Murphy also noted that while young Americans are far closer to the Democrats on issues, they do not have the same sense of party loyalty that older voters have, which makes mobilization in purely partisan terms more difficult.

“I’m not worried about defections to Republicans,” she said. “Young people are with Democrats on social issues, environmental issues, and role-of-government issues. But they have less loyalty to Democrats as a party. They’re issue Democrats, not partisan Democrats.” And younger progressives “have found other ways to express their activism” beyond electoral politics.

John Della Volpe, director of polling for Harvard’s Institute of Politics and the author of “Fight: How Gen Z is Channeling Their Fear and Passion to Save America,” said that in his research among young Americans on which elements of their identity motivated their voting choices, Republicans tended to emphasize two: their religious faith and the party itself. Younger Democrats offered a far more diffuse list, including gender, race, ethnicity, ideology and sexual identity. “And within these categories, there are subcategories,” he added. “It’s a far more complex basis on which to start a political relationship.”

What can Democrats do? Getting more stuff done would be a start. McElwee’s priorities would be enacting a reconciliation bill that included substantial investments in climate action, followed by student debt forgiveness at the $10,000 level that Biden is leaning toward. Della Volpe, who took leave to consult for the Biden campaign in 2020, also supports student debt forgiveness and suggests that addressing the “lack of options young people have in owning a home” would have appeal among both college and non-college young voters.

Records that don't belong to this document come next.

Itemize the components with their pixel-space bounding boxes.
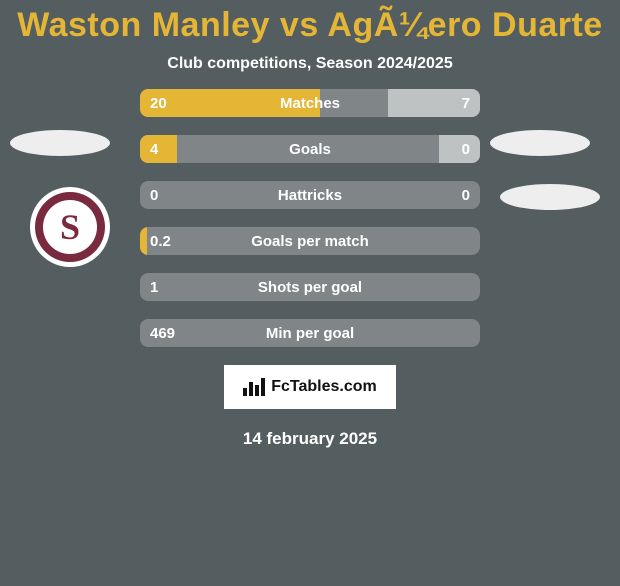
player-left-placeholder [10, 130, 110, 156]
source-text: FcTables.com [271, 378, 377, 396]
comparison-title: Waston Manley vs AgÃ¼ero Duarte [0, 6, 620, 45]
stat-label: Hattricks [140, 181, 480, 209]
stat-label: Matches [140, 89, 480, 117]
stat-label: Shots per goal [140, 273, 480, 301]
stat-row: 207Matches [140, 89, 480, 117]
team-badge: S [30, 187, 110, 267]
stat-label: Goals per match [140, 227, 480, 255]
comparison-subtitle: Club competitions, Season 2024/2025 [0, 55, 620, 73]
stat-label: Min per goal [140, 319, 480, 347]
player-right-placeholder-1 [490, 130, 590, 156]
team-badge-letter: S [43, 200, 97, 254]
stat-row: 0.2Goals per match [140, 227, 480, 255]
stat-label: Goals [140, 135, 480, 163]
bars-icon [243, 378, 265, 396]
stat-row: 40Goals [140, 135, 480, 163]
stat-row: 469Min per goal [140, 319, 480, 347]
source-attribution: FcTables.com [224, 365, 396, 409]
stat-row: 1Shots per goal [140, 273, 480, 301]
comparison-date: 14 february 2025 [0, 429, 620, 449]
player-right-placeholder-2 [500, 184, 600, 210]
comparison-chart: 207Matches 40Goals 00Hattricks 0.2Goals per… [140, 89, 480, 347]
stat-row: 00Hattricks [140, 181, 480, 209]
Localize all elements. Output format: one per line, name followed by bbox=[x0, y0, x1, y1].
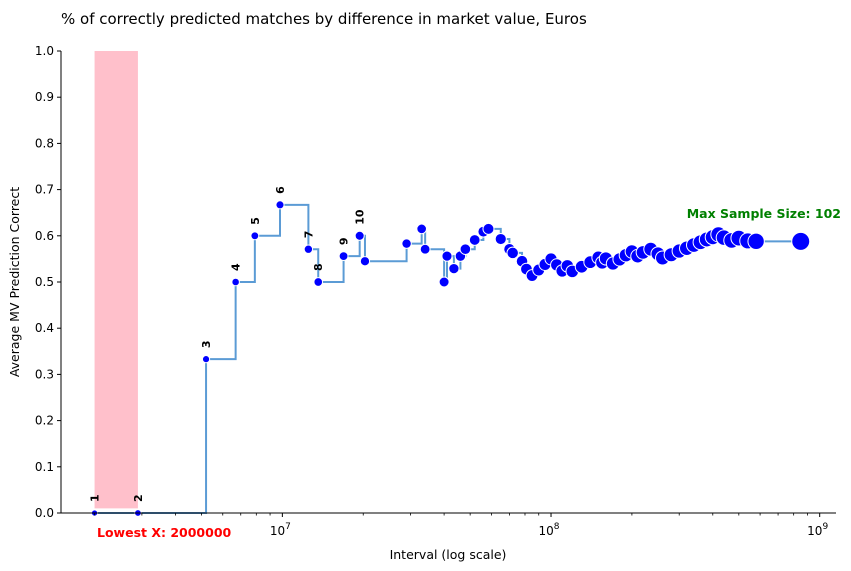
y-tick-label: 0.9 bbox=[35, 90, 54, 104]
data-point bbox=[747, 232, 765, 251]
y-tick-label: 0.4 bbox=[35, 321, 54, 335]
sample-size-label: 9 bbox=[338, 237, 351, 245]
x-axis-label: Interval (log scale) bbox=[390, 547, 507, 562]
data-point bbox=[201, 355, 211, 364]
data-point bbox=[401, 238, 412, 249]
data-point bbox=[250, 231, 260, 241]
data-point bbox=[494, 232, 507, 246]
sample-size-label: 4 bbox=[230, 263, 243, 271]
data-point bbox=[791, 231, 811, 251]
max-sample-annotation: Max Sample Size: 102 bbox=[687, 206, 841, 221]
data-point bbox=[459, 243, 472, 256]
x-tick-label: 107 bbox=[270, 522, 291, 538]
data-point bbox=[231, 277, 240, 287]
data-point bbox=[441, 250, 453, 262]
data-point bbox=[438, 276, 450, 288]
x-tick-label: 108 bbox=[539, 522, 560, 538]
y-tick-label: 0.1 bbox=[35, 460, 54, 474]
y-tick-label: 0.8 bbox=[35, 136, 54, 150]
y-tick-label: 0.5 bbox=[35, 275, 54, 289]
data-point bbox=[303, 244, 314, 254]
lowest-region bbox=[94, 51, 138, 509]
sample-size-label: 3 bbox=[200, 340, 213, 348]
sample-size-label: 2 bbox=[132, 494, 145, 502]
y-tick-label: 0.2 bbox=[35, 414, 54, 428]
y-tick-label: 0.0 bbox=[35, 506, 54, 520]
data-point bbox=[482, 222, 495, 235]
data-point bbox=[468, 234, 481, 246]
sample-size-label: 7 bbox=[302, 231, 315, 239]
y-tick-label: 0.3 bbox=[35, 367, 54, 381]
data-point bbox=[416, 223, 427, 235]
data-point bbox=[338, 251, 349, 262]
data-point bbox=[313, 277, 324, 287]
data-point bbox=[419, 243, 431, 255]
sample-size-label: 1 bbox=[89, 494, 102, 502]
sample-size-label: 5 bbox=[249, 217, 262, 225]
sample-size-label: 8 bbox=[312, 263, 325, 271]
data-point bbox=[359, 256, 371, 267]
y-axis-label: Average MV Prediction Correct bbox=[7, 187, 22, 377]
data-point bbox=[275, 200, 285, 210]
data-point bbox=[448, 262, 460, 275]
data-point bbox=[354, 230, 365, 241]
y-tick-label: 0.7 bbox=[35, 183, 54, 197]
x-tick-label: 109 bbox=[807, 522, 828, 538]
y-tick-label: 0.6 bbox=[35, 229, 54, 243]
sample-size-label: 10 bbox=[354, 209, 367, 225]
lowest-x-annotation: Lowest X: 2000000 bbox=[97, 525, 232, 540]
y-tick-label: 1.0 bbox=[35, 44, 54, 58]
sample-size-label: 6 bbox=[274, 186, 287, 194]
data-point bbox=[506, 246, 519, 260]
chart-title: % of correctly predicted matches by diff… bbox=[61, 10, 587, 28]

But in the end, Murphy said, “the glaring reality of what is at stake” if the Republicans win may prove to be the Democrats’ strongest card, especially if the Supreme Court overturns Roe v Wade. The “idea that Republicans are very extreme,” McElwee said, is widely held among the younger voters Democrats need to bring to the polls.

No doubt some older Democratic officeholders will wax impatient with the impatience of the young. After all, Biden and his party have had to deal with a wall of Republican obstruction, the president has made a big dent in judicial appointments, and he has pursued broadly progressive regulatory policies.

But with their party facing a potential catastrophe this fall, Democrats don’t have the luxury of lecturing their younger supporters on the need for patience. They will either turn them out, or they’ll lose.